Speaking ahead of a panel discussion, Ritchie also outlined moves to inject more corporate funding into regional projects, announcing growth in the Regional Australia Council 2031, a concept her organisation launched last year.

Part of the group’s mission, she said, was generating jobs growth in the regions, prioritising the talents of “humans over headquarters” and building on the momentum of the decentralised workplace accelerated by Covid.

“Working flexibly has proved to result in the higher levels of productivity and mental well being,” she said.

“For the first time in history we can truly create a national employment market where location is no barrier.

“We can work where we live and live where we love.”

Ritchie was joined on stage by State Regional Development Minister Glenn Butcher, LNP Queensland Senator Susan McDonald, Carpentaria Mayor Jack Bawden and Longreach Mayor Tony Rayner and Queensland Resources Council economics policy director Andrew Barger.

The topic was meant to address if regional growth fuelled by population shift away from city centres would amount to the new post-Covid reality.
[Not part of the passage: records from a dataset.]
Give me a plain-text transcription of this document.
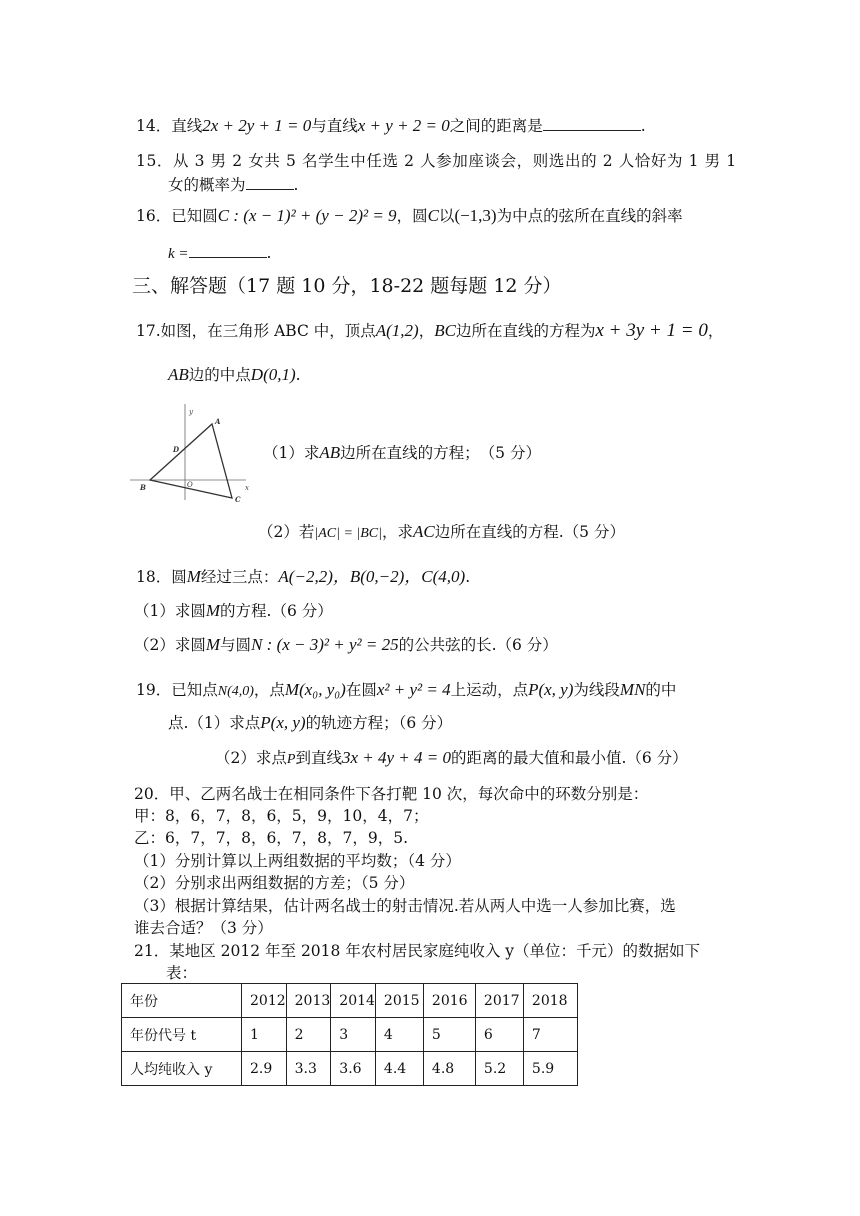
14．直线2x + 2y + 1 = 0与直线x + y + 2 = 0之间的距离是	.
15．从 3 男 2 女共 5 名学生中任选 2 人参加座谈会，则选出的 2 人恰好为 1 男 1
女的概率为	.
16．已知圆C : (x − 1)² + (y − 2)² = 9，圆C以(−1,3)为中点的弦所在直线的斜率
k =	.
三、解答题（17 题 10 分，18-22 题每题 12 分）
17.如图，在三角形 ABC 中，顶点A(1,2)，BC边所在直线的方程为x + 3y + 1 = 0，
AB边的中点D(0,1).
y
x
A
B
C
D
O
（1）求AB边所在直线的方程；　（5 分）
（2）若|AC| = |BC|，求AC边所在直线的方程.（5 分）
18．圆M经过三点：A(−2,2)，B(0,−2)，C(4,0).
（1）求圆M的方程.（6 分）
（2）求圆M与圆N : (x − 3)² + y² = 25的公共弦的长.（6 分）
19．已知点N(4,0)，点M(x₀, y₀)在圆x² + y² = 4上运动，点P(x, y)为线段MN的中
点.（1）求点P(x, y)的轨迹方程；（6 分）
（2）求点P到直线3x + 4y + 4 = 0的距离的最大值和最小值.（6 分）
20．甲、乙两名战士在相同条件下各打靶 10 次，每次命中的环数分别是：
甲：8，6，7，8，6，5，9，10，4，7；
乙：6，7，7，8，6，7，8，7，9，5.
（1）分别计算以上两组数据的平均数；（4 分）
（2）分别求出两组数据的方差；（5 分）
（3）根据计算结果，估计两名战士的射击情况.若从两人中选一人参加比赛，选
谁去合适？（3 分）
21．某地区 2012 年至 2018 年农村居民家庭纯收入 y（单位：千元）的数据如下
表：
年份	2012	2013	2014	2015	2016	2017	2018
年份代号 t	1	2	3	4	5	6	7
人均纯收入 y	2.9	3.3	3.6	4.4	4.8	5.2	5.9
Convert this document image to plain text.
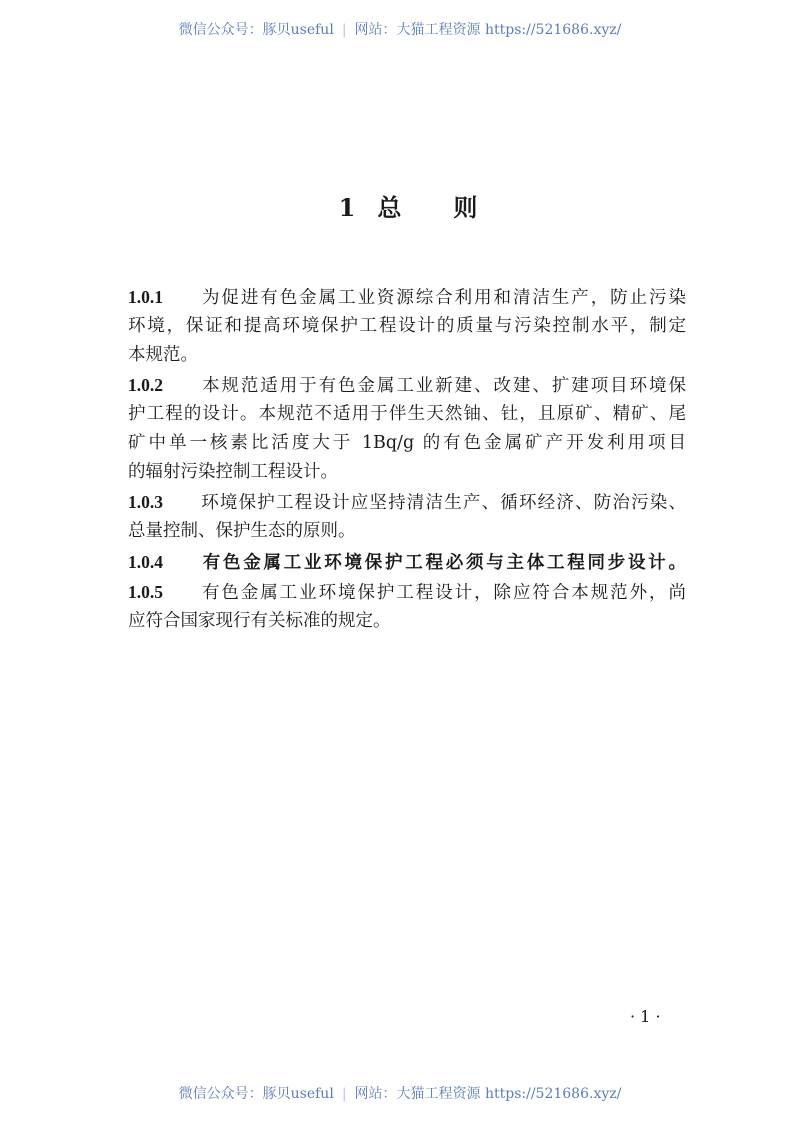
微信公众号：豚贝useful | 网站：大猫工程资源 https://521686.xyz/
1 总 则
1.0.1 为促进有色金属工业资源综合利用和清洁生产，防止污染
环境，保证和提高环境保护工程设计的质量与污染控制水平，制定
本规范。
1.0.2 本规范适用于有色金属工业新建、改建、扩建项目环境保
护工程的设计。本规范不适用于伴生天然铀、钍，且原矿、精矿、尾
矿中单一核素比活度大于 1Bq/g 的有色金属矿产开发利用项目
的辐射污染控制工程设计。
1.0.3 环境保护工程设计应坚持清洁生产、循环经济、防治污染、
总量控制、保护生态的原则。
1.0.4 有色金属工业环境保护工程必须与主体工程同步设计。
1.0.5 有色金属工业环境保护工程设计，除应符合本规范外，尚
应符合国家现行有关标准的规定。
· 1 ·
微信公众号：豚贝useful | 网站：大猫工程资源 https://521686.xyz/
Instead, panellists focused on traditional barriers that have cause inequity between rural folk and their city cousins, such as poorer access to healthcare and education, fewer job opportunities and high transport costs, especially exorbitant airfares on regional routes.

Butcher said regional Queensland was experiencing a “major uplift” in new development, particularly the construction of solar farms and other renewable energy hubs.

“But we have to make sure we have the capacity to put that energy into the national energy market,” he said.

“There’s no point building new solar farms throughout western Queensland if we can’t deliver the electricity through the policy.”

Cr Bawden said investment in his region was held back by the reluctance of banks to lend capital to younger people looking to buy land or build businesses.

“Access to finance is a major issue. We want young people with families to come here and build our regions,” he said.

“It’s a waste of time bringing people out here if they can’t raise the funds to build a house.”

McDonald, who hails from the north-west region near Cloncurry, said her government was determined to address “structural barriers” to regional growth, despite Prime Minister Scott Morrison a day earlier rejecting the idea of building a quarantine facility in Toowoomba, Australia’s second largest regional inland city next to Canberra.

“Having grown up here and having so many discussions with people around kitchen tables we know what our potential is, we’ve only been held back by the lack of structural change by government,” she said.

The Western Queensland Alliance of Councils assembly continues until Wednesday.